New England Journal of Medicine · 2012
OPUSOutcomes following vaginal Prolapse repair and mid-Urethral Sling

A Midurethral Sling to Reduce Incontinence after Vaginal Prolapse Repair

Wei JT, Nygaard I, Richter HE, Nager CW, Barber MD, Kenton K, Amundsen CL, et al. · Pelvic Floor Disorders Network
DOI: 10.1056/NEJMoa1111967 · ClinicalTrials.gov NCT00460434
Design
Sham-Controlled RCT
Patients
337
Sites
7
Follow-up
12 months
Completion
97%
Intervention · n = 165
Prophylactic TVT Sling
Retropubic midurethral sling (Gynecare TVT) placed during vaginal prolapse repair
Control · n = 172
Sham Incisions
Two 1-cm suprapubic incisions mimicking trocar sites — no sling placed
6.3
Number Needed to Treat (12 months) For every 6–7 women who receive a prophylactic sling at the time of prolapse repair, one case of urinary incontinence is prevented at 1 year.
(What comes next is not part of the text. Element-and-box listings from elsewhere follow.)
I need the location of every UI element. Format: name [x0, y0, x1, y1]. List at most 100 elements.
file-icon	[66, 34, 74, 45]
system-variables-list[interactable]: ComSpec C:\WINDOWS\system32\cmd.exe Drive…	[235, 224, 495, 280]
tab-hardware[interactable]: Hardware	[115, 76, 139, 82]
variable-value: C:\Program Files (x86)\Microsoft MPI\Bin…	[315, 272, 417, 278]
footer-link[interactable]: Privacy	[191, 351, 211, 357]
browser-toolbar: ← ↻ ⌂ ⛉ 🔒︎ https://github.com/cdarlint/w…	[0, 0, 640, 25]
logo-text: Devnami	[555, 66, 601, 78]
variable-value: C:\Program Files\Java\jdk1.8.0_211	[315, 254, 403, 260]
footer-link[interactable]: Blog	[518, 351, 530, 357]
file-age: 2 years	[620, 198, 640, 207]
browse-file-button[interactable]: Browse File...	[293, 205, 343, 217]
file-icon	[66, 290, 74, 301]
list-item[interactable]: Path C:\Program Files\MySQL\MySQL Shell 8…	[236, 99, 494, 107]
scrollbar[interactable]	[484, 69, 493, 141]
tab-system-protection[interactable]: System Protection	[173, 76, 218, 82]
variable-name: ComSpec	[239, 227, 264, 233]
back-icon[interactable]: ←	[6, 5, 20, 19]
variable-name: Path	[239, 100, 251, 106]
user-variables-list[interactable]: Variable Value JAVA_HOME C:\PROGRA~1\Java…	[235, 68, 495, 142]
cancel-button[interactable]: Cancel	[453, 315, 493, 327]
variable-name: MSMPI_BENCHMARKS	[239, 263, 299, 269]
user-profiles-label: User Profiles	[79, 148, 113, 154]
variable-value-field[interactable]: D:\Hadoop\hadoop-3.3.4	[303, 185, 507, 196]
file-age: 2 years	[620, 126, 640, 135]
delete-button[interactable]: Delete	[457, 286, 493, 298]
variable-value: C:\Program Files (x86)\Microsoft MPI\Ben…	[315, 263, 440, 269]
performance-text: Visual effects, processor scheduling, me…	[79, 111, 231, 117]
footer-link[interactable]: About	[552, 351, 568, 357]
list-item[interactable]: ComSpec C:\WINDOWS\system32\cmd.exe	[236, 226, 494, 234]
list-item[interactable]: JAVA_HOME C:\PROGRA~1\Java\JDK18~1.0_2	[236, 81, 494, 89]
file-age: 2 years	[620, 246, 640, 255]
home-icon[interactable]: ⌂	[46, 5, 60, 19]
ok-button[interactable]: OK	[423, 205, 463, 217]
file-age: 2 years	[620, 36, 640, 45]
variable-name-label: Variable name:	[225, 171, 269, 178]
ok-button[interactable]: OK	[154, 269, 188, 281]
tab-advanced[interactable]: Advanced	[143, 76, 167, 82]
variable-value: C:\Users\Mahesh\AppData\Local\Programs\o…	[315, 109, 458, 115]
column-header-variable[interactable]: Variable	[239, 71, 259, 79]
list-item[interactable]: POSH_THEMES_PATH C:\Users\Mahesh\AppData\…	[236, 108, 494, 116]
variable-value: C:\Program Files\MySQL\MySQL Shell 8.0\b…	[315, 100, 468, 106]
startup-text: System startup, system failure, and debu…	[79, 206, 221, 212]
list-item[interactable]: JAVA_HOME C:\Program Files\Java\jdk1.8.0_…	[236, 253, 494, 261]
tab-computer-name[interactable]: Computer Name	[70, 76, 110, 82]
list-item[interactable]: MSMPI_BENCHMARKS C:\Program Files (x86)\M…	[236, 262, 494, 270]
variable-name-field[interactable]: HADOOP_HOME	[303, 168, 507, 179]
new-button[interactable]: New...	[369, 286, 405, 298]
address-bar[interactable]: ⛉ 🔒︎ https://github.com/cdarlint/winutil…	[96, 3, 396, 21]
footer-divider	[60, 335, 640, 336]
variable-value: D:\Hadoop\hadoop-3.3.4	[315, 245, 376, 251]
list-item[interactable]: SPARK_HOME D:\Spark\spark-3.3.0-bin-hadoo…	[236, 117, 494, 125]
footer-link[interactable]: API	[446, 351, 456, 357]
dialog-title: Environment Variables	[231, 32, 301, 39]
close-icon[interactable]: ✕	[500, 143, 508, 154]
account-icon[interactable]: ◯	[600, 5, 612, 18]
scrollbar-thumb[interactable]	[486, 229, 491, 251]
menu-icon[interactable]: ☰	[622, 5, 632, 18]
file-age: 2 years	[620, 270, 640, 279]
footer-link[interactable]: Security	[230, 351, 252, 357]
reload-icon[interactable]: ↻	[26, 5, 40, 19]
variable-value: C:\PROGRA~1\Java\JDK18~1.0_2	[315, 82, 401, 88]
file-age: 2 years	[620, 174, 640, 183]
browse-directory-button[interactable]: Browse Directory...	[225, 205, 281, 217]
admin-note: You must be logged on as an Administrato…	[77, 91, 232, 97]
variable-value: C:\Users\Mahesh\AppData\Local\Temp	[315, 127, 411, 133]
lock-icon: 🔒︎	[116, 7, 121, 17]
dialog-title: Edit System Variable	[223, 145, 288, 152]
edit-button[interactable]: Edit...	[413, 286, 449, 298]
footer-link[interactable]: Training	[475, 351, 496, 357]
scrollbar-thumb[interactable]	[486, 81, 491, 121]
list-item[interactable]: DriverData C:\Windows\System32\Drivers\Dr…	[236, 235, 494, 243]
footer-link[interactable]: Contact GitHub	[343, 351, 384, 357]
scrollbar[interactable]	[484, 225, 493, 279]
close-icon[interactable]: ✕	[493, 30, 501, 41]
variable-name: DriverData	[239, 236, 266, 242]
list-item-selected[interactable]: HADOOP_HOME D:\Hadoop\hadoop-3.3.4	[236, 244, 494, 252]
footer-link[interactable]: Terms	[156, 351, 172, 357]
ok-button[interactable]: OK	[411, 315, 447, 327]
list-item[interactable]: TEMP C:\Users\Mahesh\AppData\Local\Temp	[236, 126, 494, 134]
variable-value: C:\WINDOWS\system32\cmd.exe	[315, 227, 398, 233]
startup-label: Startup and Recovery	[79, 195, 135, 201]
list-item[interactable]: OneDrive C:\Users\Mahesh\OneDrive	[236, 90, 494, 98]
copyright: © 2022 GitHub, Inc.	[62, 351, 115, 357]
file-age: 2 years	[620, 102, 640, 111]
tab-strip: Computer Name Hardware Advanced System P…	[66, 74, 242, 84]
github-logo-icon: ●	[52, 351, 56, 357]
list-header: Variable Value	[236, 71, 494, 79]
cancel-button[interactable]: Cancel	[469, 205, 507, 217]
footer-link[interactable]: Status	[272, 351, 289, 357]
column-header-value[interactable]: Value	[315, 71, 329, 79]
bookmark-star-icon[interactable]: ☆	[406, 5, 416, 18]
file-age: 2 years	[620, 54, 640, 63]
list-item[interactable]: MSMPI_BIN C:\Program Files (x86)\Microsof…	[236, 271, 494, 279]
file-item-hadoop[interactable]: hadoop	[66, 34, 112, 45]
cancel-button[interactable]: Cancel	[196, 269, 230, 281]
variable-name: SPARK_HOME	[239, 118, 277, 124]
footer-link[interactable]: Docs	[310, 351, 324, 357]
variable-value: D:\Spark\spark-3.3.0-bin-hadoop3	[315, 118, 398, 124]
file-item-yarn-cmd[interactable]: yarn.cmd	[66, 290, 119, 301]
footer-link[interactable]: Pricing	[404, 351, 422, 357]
Primary Outcome — Urinary Incontinence Rate
3 Months
Sling
23.6%
Sham
49.4%
P < 0.001 · NNT 3.9
12 Months
Sling
27.3%
Sham
43.0%
P = 0.002 · NNT 6.3
Preoperative stress test did not determine benefit. Sling reduced incontinence regardless of whether the prolapse-reduction cough stress test was positive or negative. Only 33.5% of women had a positive test preoperatively.
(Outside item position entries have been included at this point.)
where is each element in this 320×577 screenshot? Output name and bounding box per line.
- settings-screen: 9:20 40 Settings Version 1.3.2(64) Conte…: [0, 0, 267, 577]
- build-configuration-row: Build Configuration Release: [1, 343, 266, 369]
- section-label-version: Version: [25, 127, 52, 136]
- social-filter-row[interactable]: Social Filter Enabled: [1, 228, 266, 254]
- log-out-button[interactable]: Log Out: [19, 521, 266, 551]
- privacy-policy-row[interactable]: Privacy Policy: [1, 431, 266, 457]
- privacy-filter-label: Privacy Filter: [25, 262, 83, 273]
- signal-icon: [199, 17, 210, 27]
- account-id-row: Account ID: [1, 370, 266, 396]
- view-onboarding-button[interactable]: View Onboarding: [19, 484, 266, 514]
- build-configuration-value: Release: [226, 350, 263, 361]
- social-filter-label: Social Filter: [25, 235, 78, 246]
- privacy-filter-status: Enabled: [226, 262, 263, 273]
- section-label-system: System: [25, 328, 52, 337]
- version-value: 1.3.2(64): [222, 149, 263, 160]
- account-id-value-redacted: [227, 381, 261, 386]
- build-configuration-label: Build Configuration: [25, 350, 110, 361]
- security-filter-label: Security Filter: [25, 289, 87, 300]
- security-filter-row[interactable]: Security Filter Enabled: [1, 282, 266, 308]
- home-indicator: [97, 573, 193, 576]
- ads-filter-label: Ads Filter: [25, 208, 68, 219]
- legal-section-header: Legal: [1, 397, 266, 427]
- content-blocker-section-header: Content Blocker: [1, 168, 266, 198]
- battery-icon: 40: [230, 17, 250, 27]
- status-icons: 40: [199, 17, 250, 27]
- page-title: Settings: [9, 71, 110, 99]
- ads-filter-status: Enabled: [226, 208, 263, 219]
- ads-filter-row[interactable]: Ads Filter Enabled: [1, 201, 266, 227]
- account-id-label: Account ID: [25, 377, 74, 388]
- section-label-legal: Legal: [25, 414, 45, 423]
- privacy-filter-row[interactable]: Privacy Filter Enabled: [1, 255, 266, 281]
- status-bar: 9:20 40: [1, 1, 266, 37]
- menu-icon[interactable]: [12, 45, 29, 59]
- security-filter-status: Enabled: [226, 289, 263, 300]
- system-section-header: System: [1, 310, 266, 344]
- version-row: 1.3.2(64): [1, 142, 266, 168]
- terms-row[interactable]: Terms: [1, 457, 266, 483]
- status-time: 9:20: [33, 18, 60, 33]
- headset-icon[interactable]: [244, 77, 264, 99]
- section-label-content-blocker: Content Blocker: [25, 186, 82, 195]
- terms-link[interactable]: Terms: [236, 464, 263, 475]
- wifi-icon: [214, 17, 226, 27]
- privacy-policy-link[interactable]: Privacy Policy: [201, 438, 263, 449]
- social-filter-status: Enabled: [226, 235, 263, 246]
Safety — Higher Adverse Events with Sling
Bladder Perforation
6.7% vs 0% (P < 0.01)
UTI
31.0% vs 18.3% (P = 0.008)
Major Bleeding
3.1% vs 0% (P = 0.03)
Voiding Dysfunction at 6 wk
3.7% vs 0% (P = 0.01)
No Mesh Erosions
0% in both groups — no sling-related mesh complications observed
Take-Home Message

In women without stress incontinence symptoms undergoing vaginal prolapse repair, a prophylactic retropubic midurethral sling cuts postoperative urinary incontinence nearly in half — but at the cost of more bladder perforations, UTIs, and voiding dysfunction. This is a shared decision-making conversation: the benefit (NNT 6.3) must be weighed against the patient's individual risk tolerance.